Q1: What are CTLA4 humanized mice (B-hCTLA4 mice)?

CTLA4 humanized mice (B-hCTLA4 mice) are genetically engineered mouse models in which the coding region of the mouse Ctla4 gene is replaced with the human CTLA4 gene. This enables physiological expression of human CTLA4 under endogenous regulatory elements, providing an in vivo platform for evalsuating CTLA4-targeted immunotherapies.

Q2: Why are CTLA4 humanized mice (B-hCTLA4 mice) important for immuno-oncology research?

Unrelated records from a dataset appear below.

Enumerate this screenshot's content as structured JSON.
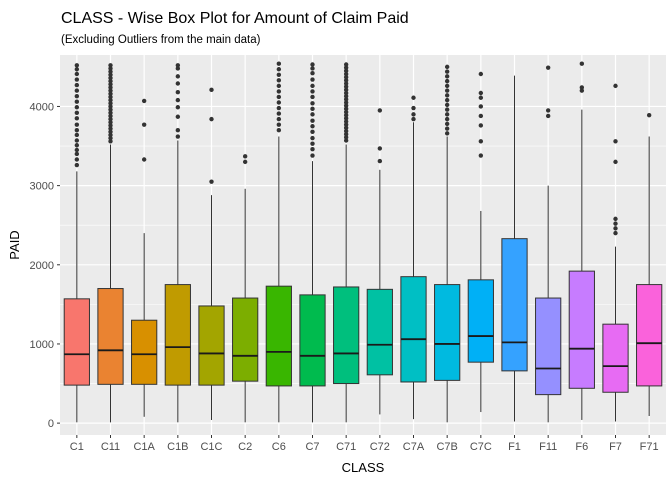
{
  "chart_data": {
    "type": "boxplot",
    "title": "CLASS - Wise Box Plot for Amount of Claim Paid",
    "subtitle": "(Excluding Outliers from the main data)",
    "xlabel": "CLASS",
    "ylabel": "PAID",
    "ylim": [
      -150,
      4650
    ],
    "yticks": [
      0,
      1000,
      2000,
      3000,
      4000
    ],
    "grid": true,
    "legend": "none",
    "panel_background": "#EBEBEB",
    "grid_color": "#FFFFFF",
    "outlier_color": "#333333",
    "categories": [
      "C1",
      "C11",
      "C1A",
      "C1B",
      "C1C",
      "C2",
      "C6",
      "C7",
      "C71",
      "C72",
      "C7A",
      "C7B",
      "C7C",
      "F1",
      "F11",
      "F6",
      "F7",
      "F71"
    ],
    "colors": [
      "#F8766D",
      "#EA8331",
      "#D89000",
      "#C09B00",
      "#A3A500",
      "#7CAE00",
      "#39B600",
      "#00BB4E",
      "#00BF7D",
      "#00C1A3",
      "#00BFC4",
      "#00BAE0",
      "#00B0F6",
      "#35A2FF",
      "#9590FF",
      "#C77CFF",
      "#E76BF3",
      "#FA62DB"
    ],
    "boxes": [
      {
        "min": 10,
        "q1": 480,
        "median": 870,
        "q3": 1570,
        "max": 3180
      },
      {
        "min": 10,
        "q1": 490,
        "median": 920,
        "q3": 1700,
        "max": 3520
      },
      {
        "min": 80,
        "q1": 490,
        "median": 870,
        "q3": 1300,
        "max": 2400
      },
      {
        "min": 10,
        "q1": 480,
        "median": 960,
        "q3": 1750,
        "max": 3570
      },
      {
        "min": 40,
        "q1": 480,
        "median": 880,
        "q3": 1480,
        "max": 2880
      },
      {
        "min": 10,
        "q1": 530,
        "median": 850,
        "q3": 1580,
        "max": 2960
      },
      {
        "min": 10,
        "q1": 470,
        "median": 900,
        "q3": 1730,
        "max": 3620
      },
      {
        "min": 10,
        "q1": 470,
        "median": 850,
        "q3": 1620,
        "max": 3310
      },
      {
        "min": 10,
        "q1": 500,
        "median": 880,
        "q3": 1720,
        "max": 3520
      },
      {
        "min": 110,
        "q1": 610,
        "median": 990,
        "q3": 1690,
        "max": 3200
      },
      {
        "min": 50,
        "q1": 520,
        "median": 1060,
        "q3": 1850,
        "max": 3800
      },
      {
        "min": 10,
        "q1": 540,
        "median": 1000,
        "q3": 1750,
        "max": 3620
      },
      {
        "min": 140,
        "q1": 770,
        "median": 1100,
        "q3": 1810,
        "max": 2680
      },
      {
        "min": 20,
        "q1": 660,
        "median": 1020,
        "q3": 2330,
        "max": 4390
      },
      {
        "min": 10,
        "q1": 360,
        "median": 690,
        "q3": 1580,
        "max": 3000
      },
      {
        "min": 40,
        "q1": 440,
        "median": 940,
        "q3": 1920,
        "max": 3960
      },
      {
        "min": 20,
        "q1": 390,
        "median": 720,
        "q3": 1250,
        "max": 2230
      },
      {
        "min": 90,
        "q1": 470,
        "median": 1010,
        "q3": 1750,
        "max": 3620
      }
    ],
    "outliers": [
      [
        3260,
        3330,
        3400,
        3450,
        3510,
        3570,
        3640,
        3700,
        3770,
        3850,
        3920,
        3990,
        4060,
        4130,
        4200,
        4270,
        4340,
        4410,
        4470,
        4520
      ],
      [
        3560,
        3600,
        3640,
        3680,
        3720,
        3760,
        3800,
        3840,
        3880,
        3920,
        3960,
        4000,
        4040,
        4080,
        4120,
        4160,
        4200,
        4240,
        4280,
        4320,
        4360,
        4400,
        4440,
        4480,
        4520
      ],
      [
        3330,
        3770,
        4070
      ],
      [
        3620,
        3700,
        3870,
        3990,
        4080,
        4180,
        4290,
        4380,
        4480,
        4520
      ],
      [
        3050,
        3840,
        4210
      ],
      [
        3300,
        3370
      ],
      [
        3700,
        3770,
        3840,
        3910,
        3980,
        4050,
        4120,
        4190,
        4260,
        4330,
        4400,
        4470,
        4540
      ],
      [
        3380,
        3460,
        3530,
        3600,
        3680,
        3750,
        3820,
        3900,
        3970,
        4040,
        4120,
        4190,
        4260,
        4340,
        4420,
        4480,
        4530
      ],
      [
        3570,
        3610,
        3650,
        3690,
        3730,
        3770,
        3810,
        3850,
        3890,
        3930,
        3970,
        4010,
        4050,
        4090,
        4130,
        4170,
        4210,
        4250,
        4290,
        4330,
        4370,
        4410,
        4450,
        4490,
        4530
      ],
      [
        3310,
        3470,
        3950
      ],
      [
        3840,
        3900,
        3980,
        4110
      ],
      [
        3660,
        3720,
        3780,
        3840,
        3900,
        3960,
        4020,
        4080,
        4140,
        4200,
        4260,
        4320,
        4380,
        4440,
        4500
      ],
      [
        3380,
        3560,
        3760,
        3880,
        4000,
        4110,
        4170,
        4410
      ],
      [],
      [
        3880,
        3950,
        4490
      ],
      [
        4200,
        4240,
        4540
      ],
      [
        2400,
        2460,
        2520,
        2580,
        3300,
        3560,
        4260
      ],
      [
        3890
      ]
    ]
  }
}
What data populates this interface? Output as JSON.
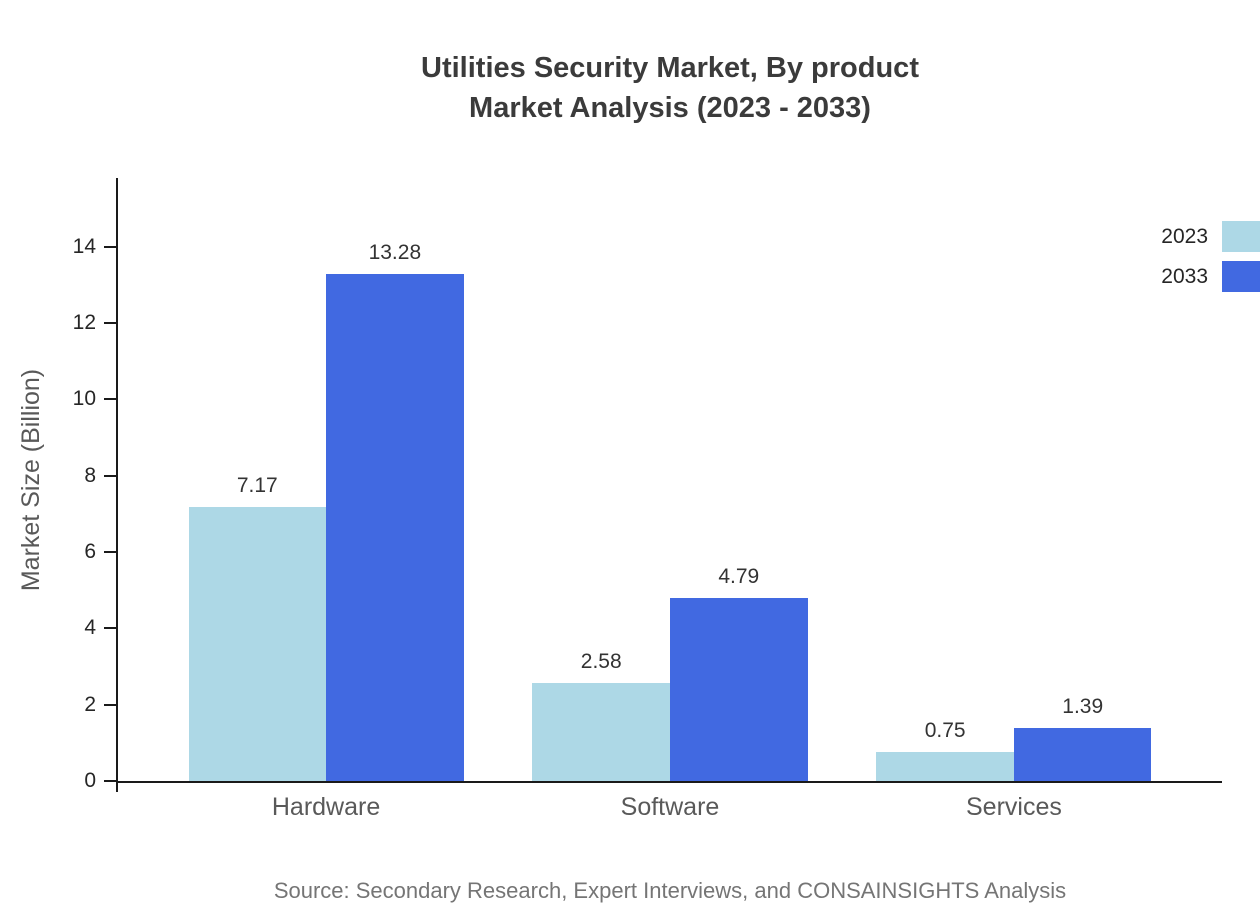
{
  "source_text": "Source: Secondary Research, Expert Interviews, and CONSAINSIGHTS Analysis",
  "chart_data": {
    "type": "bar",
    "title": "Utilities Security Market, By product Market Analysis (2023 - 2033)",
    "title_lines": [
      "Utilities Security Market, By product",
      "Market Analysis (2023 - 2033)"
    ],
    "categories": [
      "Hardware",
      "Software",
      "Services"
    ],
    "series": [
      {
        "name": "2023",
        "color": "#add8e6",
        "values": [
          7.17,
          2.58,
          0.75
        ]
      },
      {
        "name": "2033",
        "color": "#4169e1",
        "values": [
          13.28,
          4.79,
          1.39
        ]
      }
    ],
    "xlabel": "",
    "ylabel": "Market Size (Billion)",
    "yticks": [
      0,
      2,
      4,
      6,
      8,
      10,
      12,
      14
    ],
    "ylim": [
      0,
      15.8
    ],
    "grid": false,
    "legend_position": "top-right",
    "value_labels": true,
    "axis_color": "#1a1a1a"
  }
}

CTLA4 is a key immune checkpoint molecule that regulates T cell activation and immune tolerance. CTLA4 humanized mice (B-hCTLA4 mice) enable in vivo evalsuation of anti-human CTLA4 antibodies by recapitulating human-specific target engagement, making them highly valuable for studying immune checkpoint blockade and tumor immunotherapy mechanisms.

Q3: How is human CTLA4 expression validated in CTLA4 humanized mice (B-hCTLA4 mice)?

Human CTLA4 expression in CTLA4 humanized mice (B-hCTLA4 mice) is validated using RT-PCR and flow cytometry. Human CTLA4 mRNA is detectable only in homozygous humanized mice, while mouse Ctla4 is present only in wild-type controls. At the protein level, flow cytometry of activated T cells confirms species-specific expression of human CTLA4.

Q4: Does CTLA4 humanization affect immune cell composition?

No. Flow cytometry analyses show that the frequency and distribution of major immune cell populations, including T cells, B cells, and NK cells, in spleen, blood, and lymph nodes are comparable between CTLA4 humanized mice (B-hCTLA4 mice) and wild-type mice.

Q5: What applications are supported by CTLA4 humanized mice (B-hCTLA4 mice)?

CTLA4 humanized mice (B-hCTLA4 mice) are widely used for in vivo efficacy and pharmacodynamic studies of anti-CTLA4 antibodies. In syngeneic tumor models such as MC38, CTLA4-targeting antibodies demonstrate dose-dependent tumor growth inhibition, supporting their use in preclinical evalsuation of immuno-oncology therapies.